Question

$\int \frac{\sec x}{3(\sec x + \tan x)+2}dx =$

Answer 1

$\frac{1}{2} \ln\left|\frac{\tan(x/2)+1}{\tan(x/2)+5}\right| + C$

Answer 2

The given integral is $I = \int \frac{\sec x}{3(\sec x + \tan x)+2}dx$.

First, rewrite the integrand in terms of $\sin x$ and $\cos x$: $\sec x = \frac{1}{\cos x}$ and $\tan x = \frac{\sin x}{\cos x}$. The integrand becomes: $\frac{\frac{1}{\cos x}}{3(\frac{1}{\cos x} + \frac{\sin x}{\cos x})+2} = \frac{\frac{1}{\cos x}}{3(\frac{1+\sin x}{\cos x})+2} = \frac{\frac{1}{\cos x}}{\frac{3(1+\sin x) + 2\cos x}{\cos x}}$ $= \frac{1}{\cos x} \times \frac{\cos x}{3(1+\sin x) + 2\cos x} = \frac{1}{3+3\sin x + 2\cos x}$. So the integral is $I = \int \frac{1}{3+3\sin x + 2\cos x}dx$.

This is an integral of the form $\int \frac{1}{a+b\sin x + c\cos x}dx$. We use the substitution $t = \tan(x/2)$. We have $dx = \frac{2dt}{1+t^2}$, $\sin x = \frac{2t}{1+t^2}$, and $\cos x = \frac{1-t^2}{1+t^2}$. Substitute these into the integral: $I = \int \frac{1}{3+3\left(\frac{2t}{1+t^2}\right) + 2\left(\frac{1-t^2}{1+t^2}\right)} \frac{2dt}{1+t^2}$ Simplify the denominator: $3+3\left(\frac{2t}{1+t^2}\right) + 2\left(\frac{1-t^2}{1+t^2}\right) = \frac{3(1+t^2) + 3(2t) + 2(1-t^2)}{1+t^2} = \frac{3+3t^2+6t+2-2t^2}{1+t^2} = \frac{t^2+6t+5}{1+t^2}$. Substitute this back into the integral: $I = \int \frac{1}{\frac{t^2+6t+5}{1+t^2}} \frac{2dt}{1+t^2} = \int \frac{1+t^2}{t^2+6t+5} \frac{2dt}{1+t^2}$ $I = \int \frac{2}{t^2+6t+5} dt$.

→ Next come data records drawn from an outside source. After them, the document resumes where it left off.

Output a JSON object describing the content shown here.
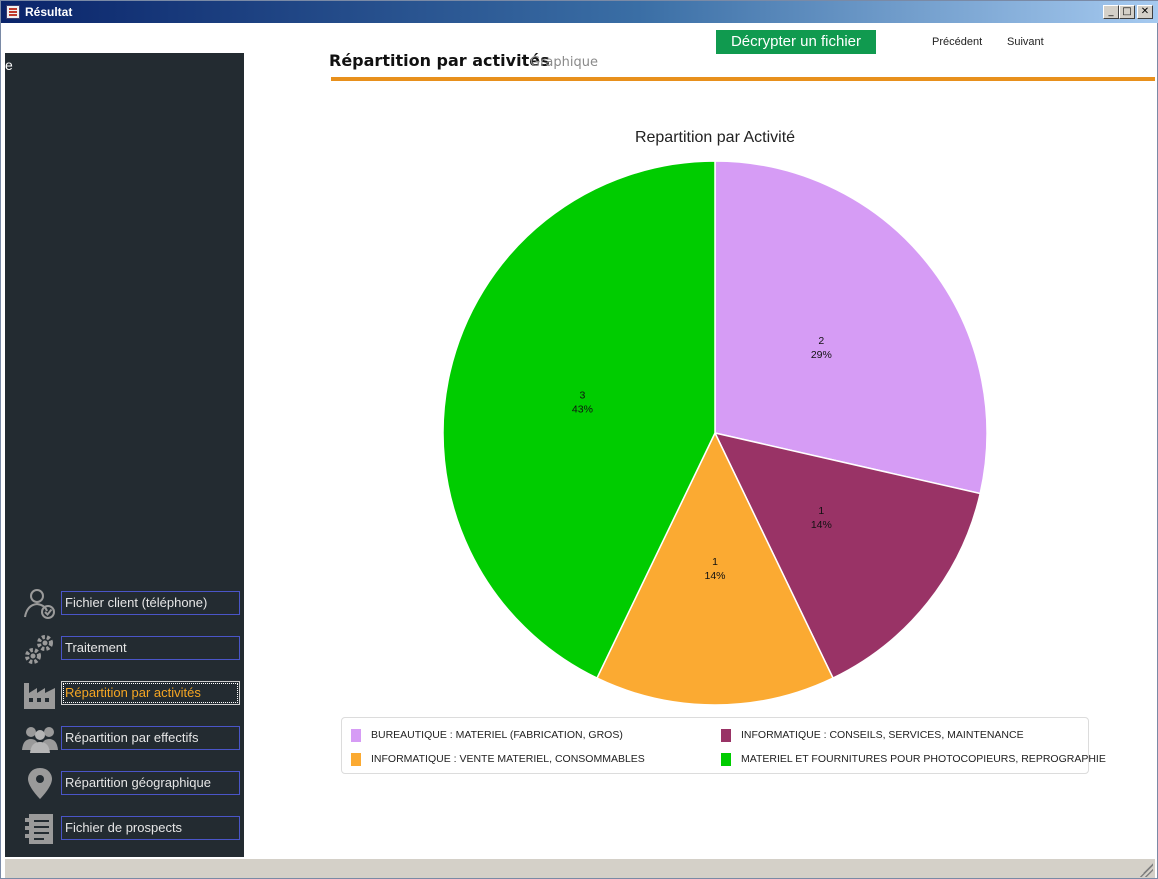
{
  "window": {
    "title": "Résultat",
    "buttons": {
      "minimize": "_",
      "maximize": "□",
      "close": "✕"
    }
  },
  "sidebar": {
    "cut_text": "e",
    "items": [
      {
        "label": "Fichier client (téléphone)",
        "icon": "user-check-icon",
        "active": false
      },
      {
        "label": "Traitement",
        "icon": "gears-icon",
        "active": false
      },
      {
        "label": "Répartition par activités",
        "icon": "factory-icon",
        "active": true
      },
      {
        "label": "Répartition par effectifs",
        "icon": "people-icon",
        "active": false
      },
      {
        "label": "Répartition géographique",
        "icon": "map-pin-icon",
        "active": false
      },
      {
        "label": "Fichier de prospects",
        "icon": "document-list-icon",
        "active": false
      }
    ]
  },
  "toolbar": {
    "decrypt_label": "Décrypter un fichier",
    "prev_label": "Précédent",
    "next_label": "Suivant"
  },
  "page": {
    "title": "Répartition par activités",
    "subtitle": "Graphique"
  },
  "colors": {
    "accent_rule": "#e8901c",
    "decrypt_button": "#109a4f",
    "sidebar_bg": "#232b31",
    "active_nav": "#f5a623"
  },
  "chart_data": {
    "type": "pie",
    "title": "Repartition par Activité",
    "legend_position": "bottom",
    "slices": [
      {
        "name": "BUREAUTIQUE : MATERIEL (FABRICATION, GROS)",
        "value": 2,
        "percent_label": "29%",
        "color": "#d69cf5"
      },
      {
        "name": "INFORMATIQUE : CONSEILS, SERVICES, MAINTENANCE",
        "value": 1,
        "percent_label": "14%",
        "color": "#993366"
      },
      {
        "name": "INFORMATIQUE : VENTE MATERIEL, CONSOMMABLES",
        "value": 1,
        "percent_label": "14%",
        "color": "#fbaa32"
      },
      {
        "name": "MATERIEL ET FOURNITURES POUR PHOTOCOPIEURS, REPROGRAPHIE",
        "value": 3,
        "percent_label": "43%",
        "color": "#00cc00"
      }
    ]
  }
}
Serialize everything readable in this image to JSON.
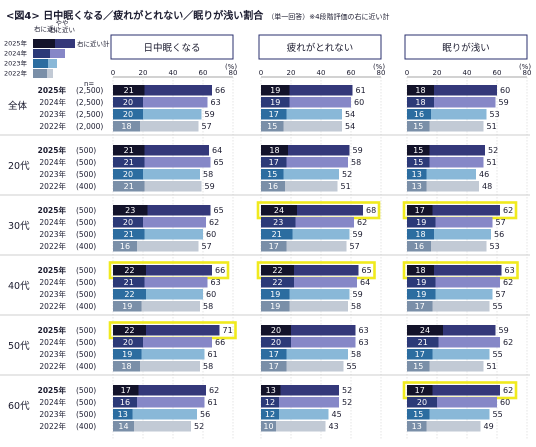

Factor the quadratic in the denominator: $t^2+6t+5 = (t+1)(t+5)$. $I = \int \frac{2}{(t+1)(t+5)} dt$.

Use partial fraction decomposition: $\frac{2}{(t+1)(t+5)} = \frac{A}{t+1} + \frac{B}{t+5}$ $2 = A(t+5) + B(t+1)$. Set $t=-1$: $2 = A(-1+5) + B(-1+1) = 4A \implies A = \frac{1}{2}$. Set $t=-5$: $2 = A(-5+5) + B(-5+1) = -4B \implies B = -\frac{1}{2}$. So, $\frac{2}{(t+1)(t+5)} = \frac{1/2}{t+1} - \frac{1/2}{t+5}$.

Now integrate with respect to $t$: $I = \int \left(\frac{1/2}{t+1} - \frac{1/2}{t+5}\right) dt = \frac{1}{2}\int \frac{1}{t+1} dt - \frac{1}{2}\int \frac{1}{t+5} dt$ $I = \frac{1}{2} \ln|t+1| - \frac{1}{2} \ln|t+5| + C$ $I = \frac{1}{2} (\ln|t+1| - \ln|t+5|) + C$ $I = \frac{1}{2} \ln\left|\frac{t+1}{t+5}\right| + C$.

Substitute back $t = \tan(x/2)$: $I = \frac{1}{2} \ln\left|\frac{\tan(x/2)+1}{\tan(x/2)+5}\right| + C$.